Containerizing with Docker
To ensure consistent, reproducible deployments, I packaged the entire Laravel application inside a Docker container. The image includes:
- PHP and all required extensions
- Laravel application code and compiled assets (via npm run build)
- Configuration baked in per environment (staging vs. production)
I wrote a Python build script (build_docker_image.py) to automate the entire process: swapping environment files, backing up large storage folders (excluded from the image), building the image, saving it to a .tar archive, and reverting all changes cleanly — even on failure.
Staging First
Before touching production, I ran a full staging deployment. This caught several real issues:
- Email verification edge cases that only surfaced with real SMTP
- Environment-specific configuration gaps
- Asset path issues between local and container environments
Staging environments exist for exactly this reason.
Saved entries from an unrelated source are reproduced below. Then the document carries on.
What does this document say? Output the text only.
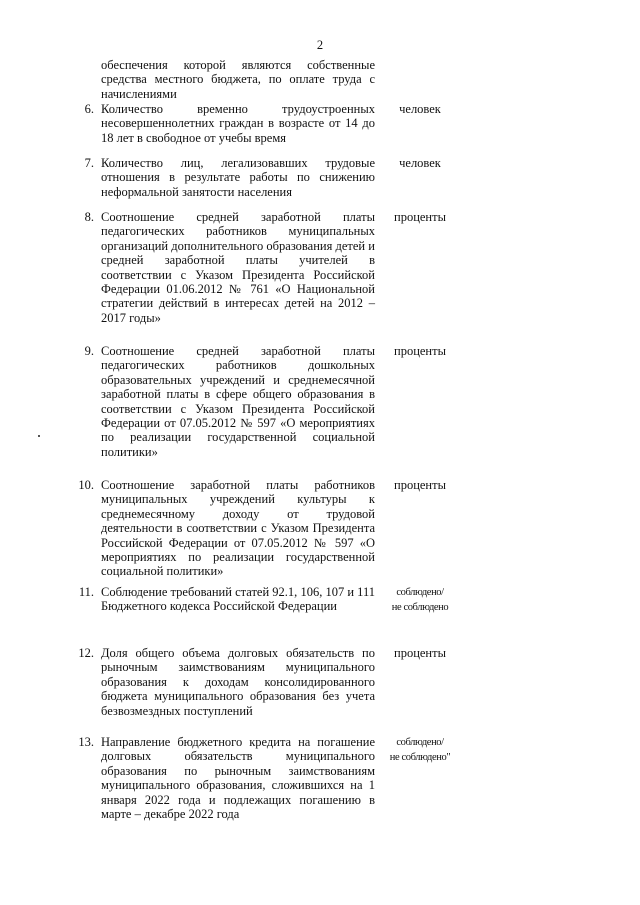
2
обеспечения которой являются собственные средства местного бюджета, по оплате труда с начислениями
6. Количество временно трудоустроенных несовершеннолетних граждан в возрасте от 14 до 18 лет в свободное от учебы время
человек
7. Количество лиц, легализовавших трудовые отношения в результате работы по снижению неформальной занятости населения
человек
8. Соотношение средней заработной платы педагогических работников муниципальных организаций дополнительного образования детей и средней заработной платы учителей в соответствии с Указом Президента Российской Федерации 01.06.2012 № 761 «О Национальной стратегии действий в интересах детей на 2012 – 2017 годы»
проценты
9. Соотношение средней заработной платы педагогических работников дошкольных образовательных учреждений и среднемесячной заработной платы в сфере общего образования в соответствии с Указом Президента Российской Федерации от 07.05.2012 № 597 «О мероприятиях по реализации государственной социальной политики»
проценты
10. Соотношение заработной платы работников муниципальных учреждений культуры к среднемесячному доходу от трудовой деятельности в соответствии с Указом Президента Российской Федерации от 07.05.2012 № 597 «О мероприятиях по реализации государственной социальной политики»
проценты
11. Соблюдение требований статей 92.1, 106, 107 и 111 Бюджетного кодекса Российской Федерации
соблюдено/
не соблюдено
12. Доля общего объема долговых обязательств по рыночным заимствованиям муниципального образования к доходам консолидированного бюджета муниципального образования без учета безвозмездных поступлений
проценты
13. Направление бюджетного кредита на погашение долговых обязательств муниципального образования по рыночным заимствованиям муниципального образования, сложившихся на 1 января 2022 года и подлежащих погашению в марте – декабре 2022 года
соблюдено/
не соблюдено"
Shipping directly to production would have been a gamble — staging made it a controlled release.
Stripe Integration
An optional Stripe subscription was added for players who want to support the project and unlock bonus perks. This required careful handling of webhooks, subscription states, and graceful degradation for non-subscribers.
Production Launch: February 14
The virtual pet game went live. Players can now:
- Raise and evolve their own monsters
- Battle other trainers
- Explore locations and climb the leaderboard
- Shop, upgrade, and progress through story content
From a single idea to a live, interactive game in under two weeks.